By LAURA WRIGHT
Recently the news media reported on a fraternity hazing incident at the University of Tennessee in which a student was taken to the university medical center in critical condition with a blood-alcohol level of 0.40 percent—the result of an alleged “alcohol enema.” According to a Knoxville police spokesman, “Upon extensive questioning, it is believed that members of the fraternity were using rubber tubing inserted into their rectums as a conduit for alcohol as the abundance of capillaries and blood vessels present greatly heightens the level and speed of the alcohol entering the bloodstream as it bypasses the filtering by the liver.”
Members of the Pi Kappa Alpha chapter deny that that was the case, because, well, I imagine that the fear of being charged with violating one’s brothers with rubber tubing and booze is probably more terrifying than just about anything else those guys can think of. I mean, people might think they’re gay, never mind sadists. And now the hospitalized student is denying it as well, despite physical evidence to the contrary.

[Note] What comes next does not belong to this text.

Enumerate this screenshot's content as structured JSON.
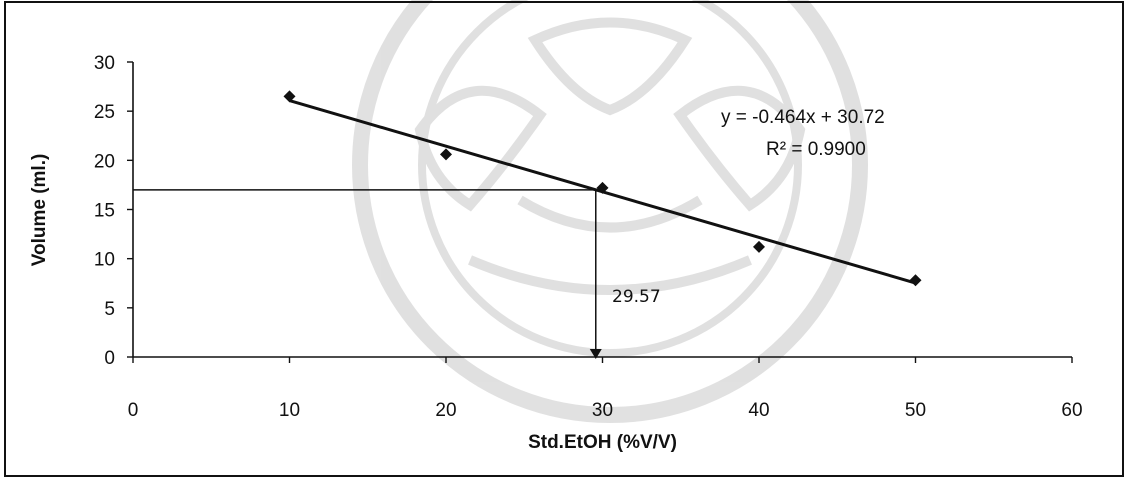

Allegations of brutal behavior by fraternities are nothing new. I was not surprised by a 2005 incident in which a University of Texas fraternity pledge, found dead after a night of partying, was covered in homophobic slurs. And I haven’t been surprised by the numerous incidents of fraternity parties where whites show up in blackface, or by the misogyny that is fostered by fraternities and tacitly condoned by the colleges that perpetuate their existence.
Only when racist, sexist, and homophobic behavior endangers a life are penalties enforced—and those, embarrassing though they may be, are mere wrist slaps for men who graduate and become upstanding members of society.
I know, love, am related to, care about, and educate plenty of amazing people who participate and thrive in Greek life and who exemplify all that’s good about humanity. The problem isn’t the individuals, but the operating principle of Greek organizations that if you’re in, then you’re better than all those schmucks who weren’t given a bid. If you’re a woman in a sorority, that means that you’re prettier and more charming. If you’re a man in a fraternity, then you are an alpha male, the epitome of all that is lionized.
Before you call me out as some feminazi out to demonize the Greek system, know that I was one of its members, a sister in a sorority for one year. I joined because my high-school friends, with whom I went to college, wanted me to. It was weird to feel popular and wanted, because I had never been either. But even when I was rushing, and later when I pledged, I knew that it wasn’t for me. I didn’t want to exclude the friends I had made during my first year of college, and I most certainly didn’t want to have to live, as was requisite for sorority members, in Greek housing. But I thought that I would get used to things. I was wrong.
I de-sistered after two incidents. First, I sat on the other side of rush and listened as these women with whom I’d linked my fate rated potential pledges based upon their appearance, their past boyfriends, and their connections with current sisters. I got yelled at for refusing to take part, and I gathered my notebooks and walked right out of the room. I got in trouble for that, too; I was reprimanded by my sorority’s president for my unsisterly behavior.
Then I was nearly raped by a frat boy, some guy whose name I don’t even remember now, but whom I took to a dance out in the middle of nowhere because my sisters let me know, unequivocally, that the guy I wanted to take—who wasn’t in a frat—would not be an acceptable date. I was able to fight the frat boy off only because he was falling-down drunk and I was sober. The next day he trash-talked me; it was like something out of a movie. And I got reprimanded by my sisters for not putting out. At that point, I was done.
Joining a sorority may very well be the sole thing in my life that I unequivocally regret. When I de-sistered, I was treated like a leper by women who had once vowed undying love to me. I was suddenly like a person at once pitiable and grotesque. Every time I saw one of my former sisters, I received a heartfelt “How are you?” But I never once regretted leaving.
Colleges seem disinclined to ever abandon the embarrassing anachronism that is the Greek system. But the good news is that we can all be individuals and walk away.
Laura Wright is an associate professor of English at Western Carolina University.